Nathan Ratliff, Joel Chestnutt, J. Andrew Bagnell
Early experiments demonstrated that our footstep cost functions assumed erroneously that the terrain would have a high friction coefficient. Unfortunately, when this assumption did not hold, the robot displayed a substantial degradation in performance due to slippage during execution. The relative ease of robot teleoperation allowed us to demonstrate robust solutions with footholds qualitatively different from those found by the automated footstep planner. We utilized LEARCH optimization under the MMP framework to generalize this demonstrated behavior in two ways. Initially, we modeled the cost of a step using not only features of the terrain, but also features of the action. This combination of features enabled us to both interpret the surrounding terrain and to encode constraints on the kinematics of the robot. Following this approach, we trained a next foothold prediction policy which was stable enough to greedily generate a sequence of footsteps across rugged terrain given a fixed foot order sequence (Ratliff et al., 2007d). Additionally, we demonstrated that although the learned predictor was trained using examples of rugged terrain, it learned a robust action model that could successfully traverse flat terrain at an even cadence. The videos below demonstrate the learning process and the performance of the learned footstep prediction policy across rugged terrain.
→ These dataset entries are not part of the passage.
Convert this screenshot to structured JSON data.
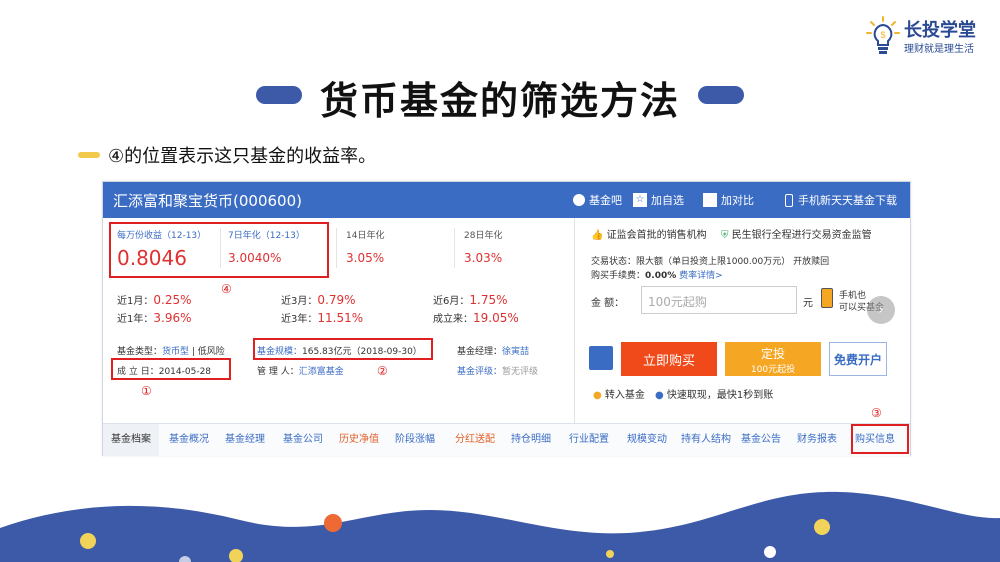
{
  "logo": {
    "name": "长投学堂",
    "slogan": "理财就是理生活"
  },
  "title": "货币基金的筛选方法",
  "subtitle": "④的位置表示这只基金的收益率。",
  "fund": {
    "name": "汇添富和聚宝货币(000600)",
    "header_actions": {
      "forum": "基金吧",
      "add": "加自选",
      "compare": "加对比",
      "mobile": "手机新天天基金下载"
    },
    "metrics": {
      "wanfen_label": "每万份收益（12-13）",
      "wanfen_value": "0.8046",
      "qiri_label": "7日年化（12-13）",
      "qiri_value": "3.0040%",
      "d14_label": "14日年化",
      "d14_value": "3.05%",
      "d28_label": "28日年化",
      "d28_value": "3.03%"
    },
    "returns": {
      "m1_label": "近1月：",
      "m1_value": "0.25%",
      "m3_label": "近3月：",
      "m3_value": "0.79%",
      "m6_label": "近6月：",
      "m6_value": "1.75%",
      "y1_label": "近1年：",
      "y1_value": "3.96%",
      "y3_label": "近3年：",
      "y3_value": "11.51%",
      "since_label": "成立来：",
      "since_value": "19.05%"
    },
    "info": {
      "type_label": "基金类型：",
      "type_value": "货币型",
      "risk": "| 低风险",
      "scale_label": "基金规模：",
      "scale_value": "165.83亿元（2018-09-30）",
      "manager_label": "基金经理：",
      "manager_value": "徐寅喆",
      "found_label": "成 立 日：",
      "found_value": "2014-05-28",
      "admin_label": "管 理 人：",
      "admin_value": "汇添富基金",
      "rating_label": "基金评级：",
      "rating_value": "暂无评级"
    },
    "annotations": {
      "c1": "①",
      "c2": "②",
      "c3": "③",
      "c4": "④"
    },
    "right": {
      "cert": "证监会首批的销售机构",
      "bank": "民生银行全程进行交易资金监管",
      "status": "交易状态：限大额（单日投资上限1000.00万元） 开放赎回",
      "fee_label": "购买手续费：",
      "fee_value": "0.00%",
      "fee_link": "费率详情>",
      "amount_label": "金      额：",
      "amount_placeholder": "100元起购",
      "unit": "元",
      "phone1": "手机也",
      "phone2": "可以买基金",
      "buy": "立即购买",
      "invest": "定投",
      "invest_sub": "100元起投",
      "open": "免费开户",
      "transfer": "转入基金",
      "redeem": "快速取现，最快1秒到账"
    },
    "tabs": [
      "基金档案",
      "基金概况",
      "基金经理",
      "基金公司",
      "历史净值",
      "阶段涨幅",
      "分红送配",
      "持仓明细",
      "行业配置",
      "规模变动",
      "持有人结构",
      "基金公告",
      "财务报表",
      "购买信息"
    ]
  },
  "colors": {
    "brand_blue": "#3b6cc4",
    "red": "#e03030",
    "orange": "#f5a623",
    "buy_red": "#f04a1a",
    "wave_blue": "#3d5aa8",
    "dot_yellow": "#f2d35a",
    "dot_orange": "#ee6a35"
  }
}
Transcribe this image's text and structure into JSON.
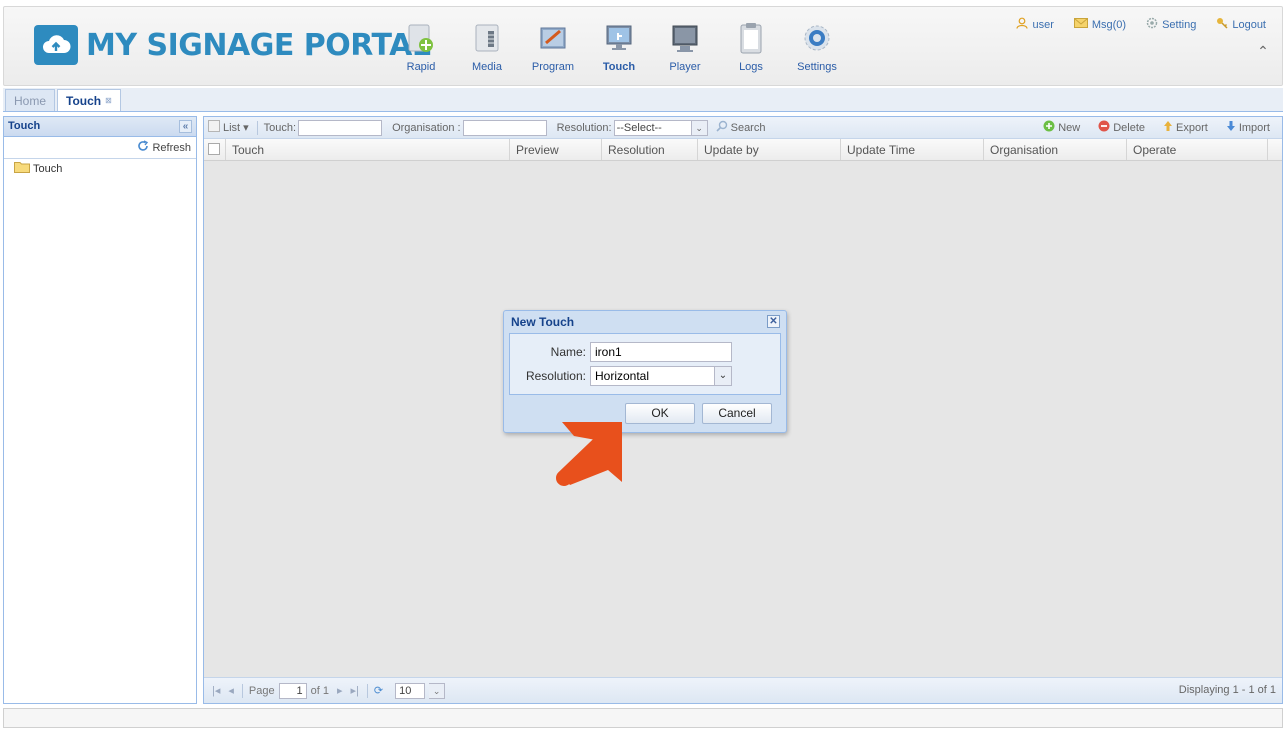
{
  "header": {
    "logo_text": "MY SIGNAGE PORTAL",
    "nav": [
      {
        "label": "Rapid",
        "icon": "rapid-icon"
      },
      {
        "label": "Media",
        "icon": "media-icon"
      },
      {
        "label": "Program",
        "icon": "program-icon"
      },
      {
        "label": "Touch",
        "icon": "touch-icon"
      },
      {
        "label": "Player",
        "icon": "player-icon"
      },
      {
        "label": "Logs",
        "icon": "logs-icon"
      },
      {
        "label": "Settings",
        "icon": "settings-icon"
      }
    ],
    "top_links": {
      "user": "user",
      "msg": "Msg(0)",
      "setting": "Setting",
      "logout": "Logout"
    }
  },
  "tabs": [
    {
      "label": "Home"
    },
    {
      "label": "Touch",
      "active": true
    }
  ],
  "left_panel": {
    "title": "Touch",
    "refresh_label": "Refresh",
    "tree": [
      "Touch"
    ]
  },
  "toolbar": {
    "list_label": "List",
    "touch_label": "Touch:",
    "organisation_label": "Organisation :",
    "resolution_label": "Resolution:",
    "resolution_value": "--Select--",
    "search_label": "Search",
    "new_label": "New",
    "delete_label": "Delete",
    "export_label": "Export",
    "import_label": "Import"
  },
  "grid": {
    "columns": [
      "Touch",
      "Preview",
      "Resolution",
      "Update by",
      "Update Time",
      "Organisation",
      "Operate"
    ],
    "rows": []
  },
  "paging": {
    "page_label": "Page",
    "page_value": "1",
    "of_label": "of 1",
    "page_size": "10",
    "display_text": "Displaying 1 - 1 of 1"
  },
  "dialog": {
    "title": "New Touch",
    "name_label": "Name:",
    "name_value": "iron1",
    "resolution_label": "Resolution:",
    "resolution_value": "Horizontal",
    "ok_label": "OK",
    "cancel_label": "Cancel"
  },
  "colors": {
    "brand": "#2e8bbf",
    "panel_border": "#99bbe8",
    "arrow": "#e8501c"
  }
}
Unfortunately, the aggressive stride of the demonstrated footsteps was too long for our controller to execute autonomously; this incompatibility prevented us from running the learned policy on the physical robot. However, by removing the kinematic features and re-learning a cost function solely as a function of terrain features, we successfully learned a replacement for the footstep planner’s terrain cost map. Since the planner’s action model was a priori feasible for our controller, we could easily execute on the physical robot the planned sequence of footsteps that generalized the demonstrated behavior. The video at the top of this page contrasts the performance of the robot after learning to the performance before learning on a particularly problematic terrain. This video clearly demonstrates that the sequence of footsteps planned under the learned cost function were significantly more robust than the sequence planned under the original hand-tuned cost function. In particular, the learned cost function encouraged the robot avoid peaks in favor of terrain convexities. Any slipping, therefore, is more likely to fall back into a stable configuration at the bottom of the basin.
The above images depict a slightly revised set of results that parallel figure 3 of (Ratliff et al., 2007d link). In the original work, we used an unexponentiated variant of LEARCH with a simple gradient descent-based nonlinear neural network base learner. The reduced dynamic range of the unexponentiated hypothesis space in the original experiments dictated the use of a more complicated loss function that tapered to a constant value as it receded from the desired footstep location. In these revised experiments, we used the exponentiated variant. The resulting increase in dynamic range allowed us to use a straightforward quadratic loss function in conjunction with a more sophisticated neural network training technique based on Levenberg-Marquardt optimization. The first row of these images shows a sequence of footsteps predicted across rugged terrain, and the second row shows these same footsteps overlying the corresponding cost regions. The final row demonstrations the performance of our prediction policy in the absence of terrain information by predicting a sequence of footsteps across flat ground. The improved cost dynamic range of the cost function is clear in these images.